Nella lettera a Vincenzo Bianco del marzo 1924 emerge il Gramsci "maestro di giornalismo", una pagina che forse qualsiasi giornalista alle prime armi dovrebbe sempre tenere a portata di mano. Prima di iniziare a scrivere - afferma Gramsci - bisogna predisporre uno schema e domandarsi cosa sia veramente importante. Consiglia poi di leggere "Il Manifesto dei Comunisti" che definisce "un capolavoro di chiarezza, di semplicità e di dialettica". Infine invita alla brevità ricordando l’esempio di Andrea Viglongo, suo collaboratore, che allenava a scrivere articoli di al massimo una colonna e mezzo.

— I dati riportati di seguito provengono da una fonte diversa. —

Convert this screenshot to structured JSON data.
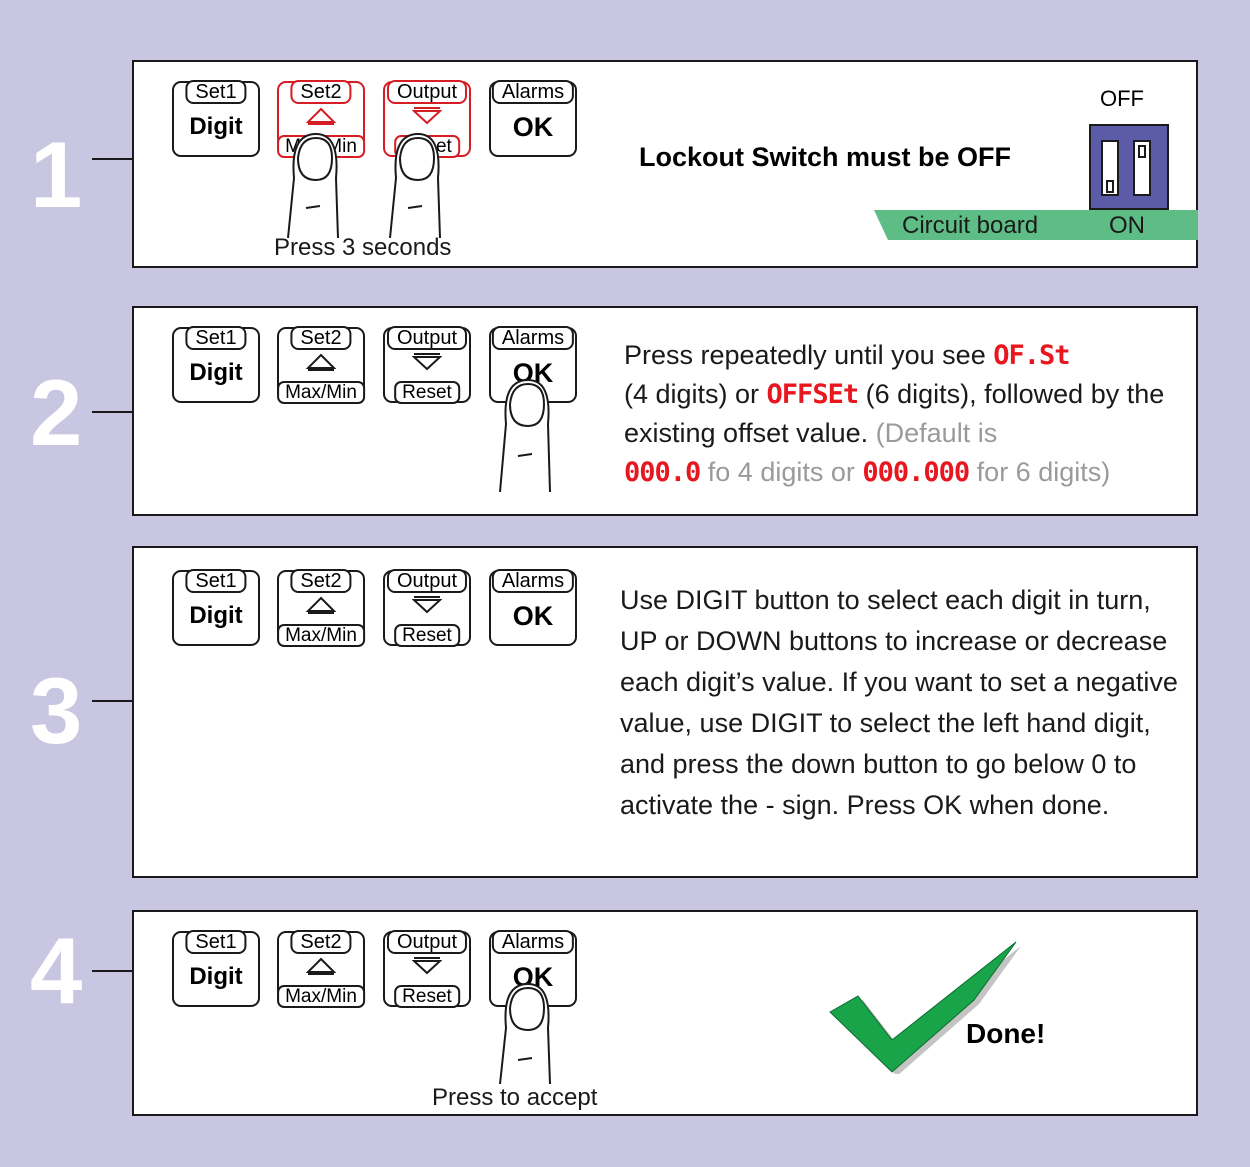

La raccolta di scritti ha il grande merito di tracciare con chiarezza un aspetto del profilo di Gramsci forse meno noto, quello del Gramsci giornalista. Un aspetto che conferma, come giustamente sottolinea Canfora, quanto Gramsci sia davvero appartenuto alla cultura italiana di quegli anni molto più che ad una cultura di partito. Pensatore mai banale, marxista irregolare, oggi icona pop e studiato nelle università di mezzo mondo, Gramsci fu anche "maestro di giornalismo" i cui insegnamenti, a distanza di 80 anni, restano più che mai validi.